The maximum likelihood estimates gives the following
fit2 <- spml(logcornyield~dday0C+dday29C+prec+precsq+t+t2,
data = allPanel_DM, listw = W2,
model="within",effect="individual",spatial.error="b",Hess=FALSE)
> summary(fit2)
Spatial panel fixed effects error model
Call:
spml(formula = logcornyield ~ dday0C + dday29C + prec + precsq +
t + t2, data = allPanel_DM, listw = W2, model = "within",
effect = "individual", spatial.error = "b", Hess = FALSE)
Residuals:
Min. 1st Qu. Median 3rd Qu. Max.
-0.2498821 -0.0332716 0.0013296 0.0366884 0.2737303
Spatial error parameter:
Estimate Std. Error t-value Pr(>|t|)
rho 0.646942 0.051952 12.453 < 0.00000000000000022 ***
Coefficients:
Estimate Std. Error t-value Pr(>|t|)
dday0C 0.907453 0.260309 3.4861 0.0004902 ***
dday29C -13.585637 2.198045 -6.1808 0.0000000006378 ***
prec -10.021127 5.937466 -1.6878 0.0914538 .
precsq 0.096969 0.045563 2.1282 0.0333182 *
t -1756.566054 884.931103 -1.9850 0.0471473 *
t2 66.003375 32.456722 2.0336 0.0419939 *
---
Signif. codes: 0 ‘***’ 0.001 ‘**’ 0.01 ‘*’ 0.05 ‘.’ 0.1 ‘ ’ 1
where the Stan gives
> print(fit)
Inference for Stan model: spatialBayes2.
8 chains, each with iter=2000; warmup=1000; thin=1;
post-warmup draws per chain=1000, total post-warmup draws=8000.

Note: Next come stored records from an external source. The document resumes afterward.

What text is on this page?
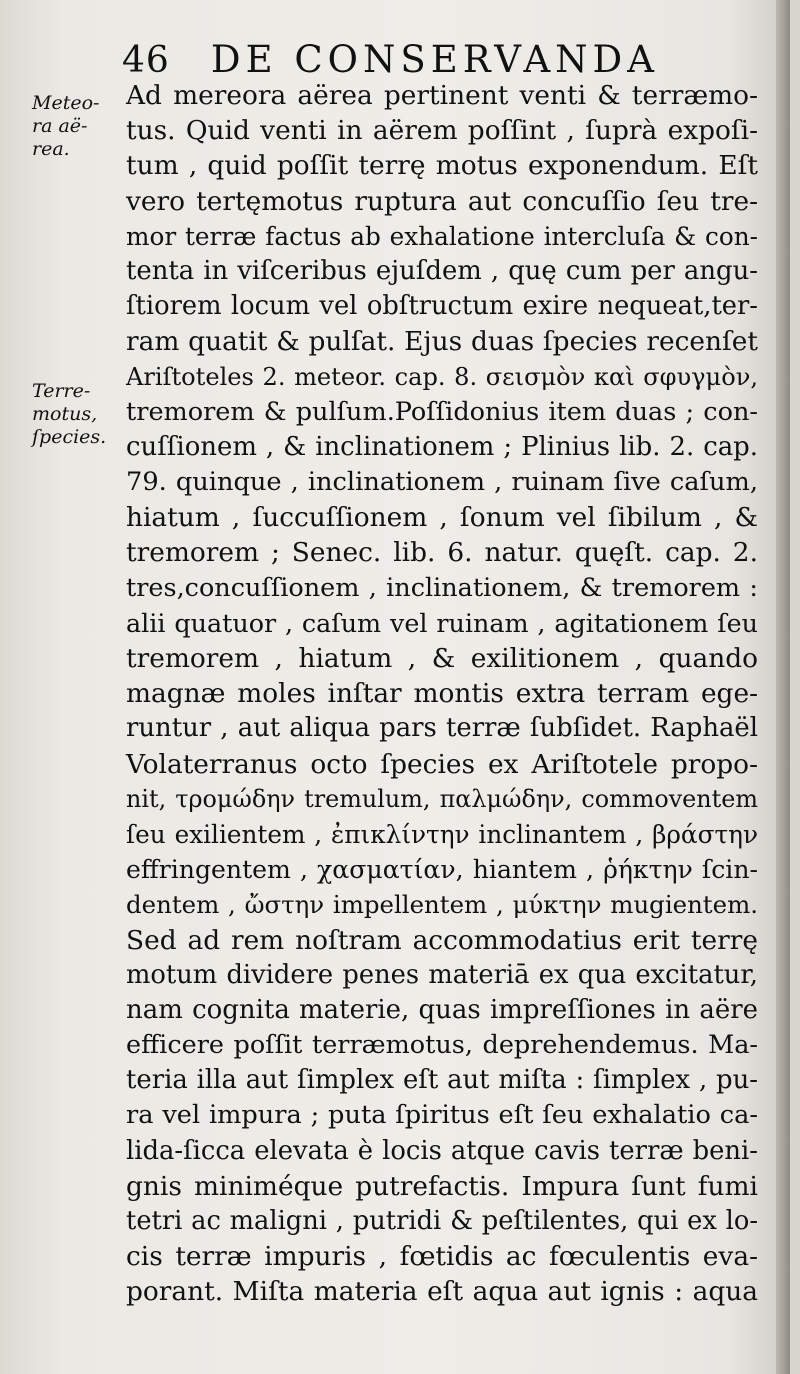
46 DE CONSERVANDA
Meteo-
ra aë-
rea.
Terre-
motus,
ſpecies.
Ad mereora aërea pertinent venti & terræmo-
tus. Quid venti in aërem poſſint , ſuprà expoſi-
tum , quid poſſit terrę motus exponendum. Eſt
vero tertęmotus ruptura aut concuſſio ſeu tre-
mor terræ factus ab exhalatione intercluſa & con-
tenta in viſceribus ejuſdem , quę cum per angu-
ſtiorem locum vel obſtructum exire nequeat,ter-
ram quatit & pulſat. Ejus duas ſpecies recenſet
Ariſtoteles 2. meteor. cap. 8. σεισμὸν καὶ σφυγμὸν,
tremorem & pulſum.Poſſidonius item duas ; con-
cuſſionem , & inclinationem ; Plinius lib. 2. cap.
79. quinque , inclinationem , ruinam ſive caſum,
hiatum , ſuccuſſionem , ſonum vel ſibilum , &
tremorem ; Senec. lib. 6. natur. quęſt. cap. 2.
tres,concuſſionem , inclinationem, & tremorem :
alii quatuor , caſum vel ruinam , agitationem ſeu
tremorem , hiatum , & exilitionem , quando
magnæ moles inſtar montis extra terram ege-
runtur , aut aliqua pars terræ ſubſidet. Raphaël
Volaterranus octo ſpecies ex Ariſtotele propo-
nit, τρομώδην tremulum, παλμώδην, commoventem
ſeu exilientem , ἐπικλίντην inclinantem , βράστην
effringentem , χασματίαν, hiantem , ῥήκτην ſcin-
dentem , ὤστην impellentem , μύκτην mugientem.
Sed ad rem noſtram accommodatius erit terrę
motum dividere penes materiā ex qua excitatur,
nam cognita materie, quas impreſſiones in aëre
efficere poſſit terræmotus, deprehendemus. Ma-
teria illa aut ſimplex eſt aut miſta : ſimplex , pu-
ra vel impura ; puta ſpiritus eſt ſeu exhalatio ca-
lida-ſicca elevata è locis atque cavis terræ beni-
gnis miniméque putrefactis. Impura ſunt fumi
tetri ac maligni , putridi & peſtilentes, qui ex lo-
cis terræ impuris , fœtidis ac fœculentis eva-
porant. Miſta materia eſt aqua aut ignis : aqua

mean se_mean sd 2.5% 25% 50% 75% 97.5% n_eff Rhat
beta[1] -0.17 0.00 0.12 -0.41 -0.25 -0.17 -0.09 0.07 4395 1
beta[2] -0.96 0.02 1.32 -3.55 -1.85 -0.96 -0.07 1.65 3066 1
beta[3] 2.46 0.05 3.10 -3.52 0.38 2.38 4.58 8.60 3662 1
beta[4] -0.02 0.00 0.02 -0.07 -0.04 -0.02 0.00 0.03 3631 1
beta[5] -554.59 8.69 481.66 -1499.97 -876.73 -562.52 -228.79 376.36 3070 1
beta[6] 19.46 0.32 17.62 -14.62 7.50 19.80 31.28 54.09 3063 1
lamda 0.98 0.00 0.02 0.94 0.97 0.98 0.99 1.00 6734 1
sigma 0.05 0.00 0.00 0.05 0.05 0.05 0.05 0.05 4999 1
lp__ 764.63 0.04 2.00 759.89 763.50 764.92 766.11 767.57 3013 1
Could anyone help me with it. The key parameter of interest if dday0C or beta[1], which should be positive as warm temperature benefit the crop growth. From this perspective, I think the ML estimate might be more sound. But I still want to see if how can I improve the Stan estimates. I am relatively new with Stan. Thank you in advance for the help!!